Overhead of cudaEventRecord/cudaLaunchKernelExC in multithreading

Hi, folks.

I am developing a library to measure duration of kernel for LLM training.
I am recording start event in main thread, launch kernel via cudaLaunchKernelExC, and record end event, then push (start, end) to background thread. Background thread will handle events, and return to memory pool of events.

I have found that the latency of cudaEventRecord/cudaLaunchKernelExC has huge variance. cudaLaunchKernelExC is from 5us~500us, the slow cudaEventRecord/cudaLaunchKernelExC are from nccl background thread.

This image describe the latency of start/end event record in microseconds and latency of pushing event to working queue.

Does cpu context switch or other influence cudaEventRecord/cudaLaunchKernelExC on host side?
How can i reduce the variance of cuda host function?
Thanks.

Could you also state your testing environment, please: GPU, operating system, driver mode? Screen connected to same GPU?

Also a comparison to the results shown by Nsight Systems for running those kernels?

Thanks for your reply.
The env is

  1. cuda: 12.1(cuda-compat)
  2. gpu: A100-SXM4 * 8
  3. os: centos7
  4. driver: 470.82.01
  5. driver mode: Persistence-Mode
  6. Screen connected: no
  7. cpu: 2x 8369B, 128 logic core
  8. system load: < 20

Other env set.

I am using Megatron-LM, the slow cudaEventRecord/cudaLaunchKernelExC are NCCL operations, and there are in nccl background thread. Once i remove it, all cudaEventRecord/cudaLaunchKernelExC running good.

Could Nsight Systems can capture the duration of cudaEventRecord/cudaLaunchKernelExC? I just use std::chrono::high_resolution_clock::now() to get the duration for cudaEventRecord/cudaLaunchKernelExC

And does performance of cudaEventRecord/cudaLaunchKernelExC are affected by gpu load? Or other somethings?

In a multithreading/multi-process situation, it is typical behavior that the time cost of various CUDA API calls is variable. The general indication of this possibility is given here:

Any CUDA API call may block or synchronize for various reasons such as contention for or unavailability of internal resources. Such behavior is subject to change and undocumented behavior should not be relied upon.

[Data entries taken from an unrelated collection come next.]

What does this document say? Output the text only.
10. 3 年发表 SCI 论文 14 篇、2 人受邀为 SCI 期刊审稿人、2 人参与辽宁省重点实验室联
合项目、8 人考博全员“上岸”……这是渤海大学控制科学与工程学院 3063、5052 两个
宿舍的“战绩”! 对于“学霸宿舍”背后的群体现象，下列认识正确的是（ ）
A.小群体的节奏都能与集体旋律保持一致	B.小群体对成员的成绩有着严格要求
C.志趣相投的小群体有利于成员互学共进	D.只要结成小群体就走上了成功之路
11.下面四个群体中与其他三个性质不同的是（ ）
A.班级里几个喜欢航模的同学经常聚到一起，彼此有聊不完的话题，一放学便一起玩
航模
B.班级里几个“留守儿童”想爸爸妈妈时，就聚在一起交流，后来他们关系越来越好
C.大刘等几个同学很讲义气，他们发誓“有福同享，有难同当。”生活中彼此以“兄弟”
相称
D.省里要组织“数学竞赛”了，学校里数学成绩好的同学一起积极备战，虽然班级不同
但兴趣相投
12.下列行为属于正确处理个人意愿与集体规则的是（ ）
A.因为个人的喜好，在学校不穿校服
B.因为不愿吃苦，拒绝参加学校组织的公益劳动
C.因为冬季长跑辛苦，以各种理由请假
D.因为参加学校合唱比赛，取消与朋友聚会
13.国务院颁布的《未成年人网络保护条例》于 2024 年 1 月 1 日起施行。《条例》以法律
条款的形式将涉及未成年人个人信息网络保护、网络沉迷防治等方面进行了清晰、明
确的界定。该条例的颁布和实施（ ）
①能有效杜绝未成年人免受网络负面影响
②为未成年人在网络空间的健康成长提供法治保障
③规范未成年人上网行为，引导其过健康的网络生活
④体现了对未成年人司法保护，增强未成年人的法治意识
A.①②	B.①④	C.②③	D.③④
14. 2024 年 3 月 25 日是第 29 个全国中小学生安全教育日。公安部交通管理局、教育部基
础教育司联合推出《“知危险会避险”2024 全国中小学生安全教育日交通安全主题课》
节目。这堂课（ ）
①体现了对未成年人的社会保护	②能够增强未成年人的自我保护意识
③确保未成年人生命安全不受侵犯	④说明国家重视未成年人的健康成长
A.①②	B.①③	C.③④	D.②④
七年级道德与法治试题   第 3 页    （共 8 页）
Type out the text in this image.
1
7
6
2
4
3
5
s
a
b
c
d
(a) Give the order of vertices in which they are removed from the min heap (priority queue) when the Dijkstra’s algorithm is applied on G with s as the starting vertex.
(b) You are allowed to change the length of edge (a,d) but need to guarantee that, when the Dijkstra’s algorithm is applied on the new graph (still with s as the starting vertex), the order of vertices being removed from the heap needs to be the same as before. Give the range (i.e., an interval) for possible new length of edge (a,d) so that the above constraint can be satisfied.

You could measure the kernel running time on device side to get rid of the blocking/synchronization issue:

If you have access to the kernel source code, the kernels themselves could write three values per block: the SM they were running one, the start and end time from the clock() function. It returns a per-SM time counter.

Thanks.

So since the behavior is undocumented, is there any way to reduce the variance of cuda api call? Maybe separate cuda event objects to each thread locally?

Thanks for your advise.

I am developing a LD_PRELOAD library, so i can not modify the source.

I’m not aware of any methods to do so. The usual advice I offer if this is really important is to launch all CUDA activity from a single thread. Not applicable here. Alternatively, launch the CUDA activity in such a way temporally that only one thread is launching work at a given time.

Thanks.

And another problem, in Megatrom-LM, it sets CUDA_DEVICE_MAX_CONNECTIONS=1, this limit the working queue which bridging cpu and gpu side. Does CUDA_DEVICE_MAX_CONNECTIONS=1 may enlarge the overhead of CUDA api on host in multithreading?

CUDA_DEVICE_MAX_CONNECTIONS is described in the programming guide. It refers to the number of hardware channels that will be used to communicate to the CPU, which also affects stream behavior. I’m not aware of it having any impact on the CUDA API overhead in any situation, but it may definitely impact the behavior of multi-stream CUDA applications in terms of work scheduling.

This topic was automatically closed 14 days after the last reply. New replies are no longer allowed.